I don’t think fat itself impedes gender expression, but rather there is a lack of access to clothing and material goods which allow fat people to play with and express their gender. There are also significant medical barriers for fat trans people seeking gender affirming care such as BMI limits for surgery. Having the privilege to explore my gender identity while doing this degree helped me to realise that I am genderqueer/trans. So much of how I expressed my gender outwardly in the past was in an effort to hide or apologise for my fatness, like having long hair and covering my stomach. I am also a medium fat (size UK 20) which means that I have many more clothing options compared to super and infinifats. 

Going back to historical moments in fat liberation, what are your personal favourite stand out moments you discovered in your research?
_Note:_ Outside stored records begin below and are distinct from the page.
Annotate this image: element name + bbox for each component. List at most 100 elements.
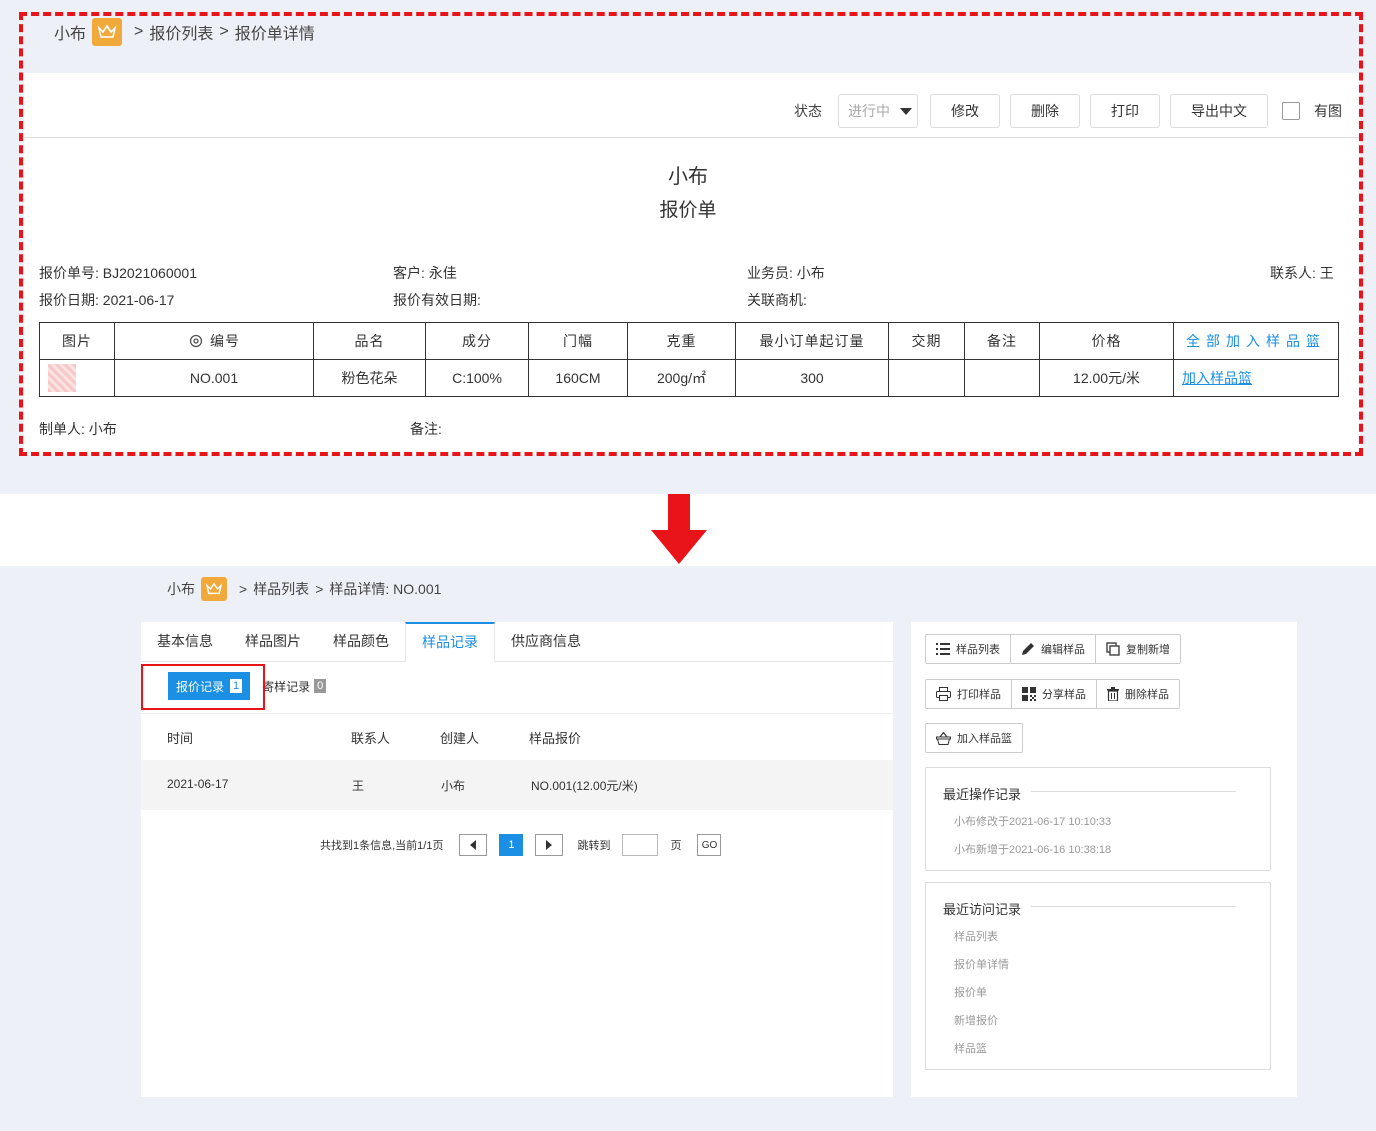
with-image-label: 有图 bbox=[1314, 103, 1342, 119]
footer-remark: 备注: bbox=[410, 421, 442, 437]
printer-icon bbox=[936, 687, 951, 701]
header-composition: 成分 bbox=[425, 322, 529, 360]
with-image-checkbox[interactable] bbox=[1282, 102, 1300, 120]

Carlie Pendleton: I think the creation of the Fat Dykes Statement in 1989 is still one of my all time favourites. It’s such a rich resource which covers loads of angles on fatness like gender, sexuality, race, disability, age. Also discovering the EXACT issues of the Leeds Women’s Liberation Newsletter in the Feminist Library in London was like finding buried gold. The July 1982 issue is still the earliest example I’ve been able to find on fat liberation in the UK. 

Finally, there’s a great quote from Carmel Lough, a fat activist from Hull in the 1980s and 1990s, in the September 1994 issue of Fat News. Writing about her disappointment at how fat women were being exploited by expensive, plus-size brands, and how capitalism was distracting fat women from more vital issues, she said: “Now beat me with a bar of Bournville if I’m wrong, but how does this further the cause of fat acceptance?” And I don’t know, it just made me laugh! It still does. She is just so done, and it’s extremely relatable.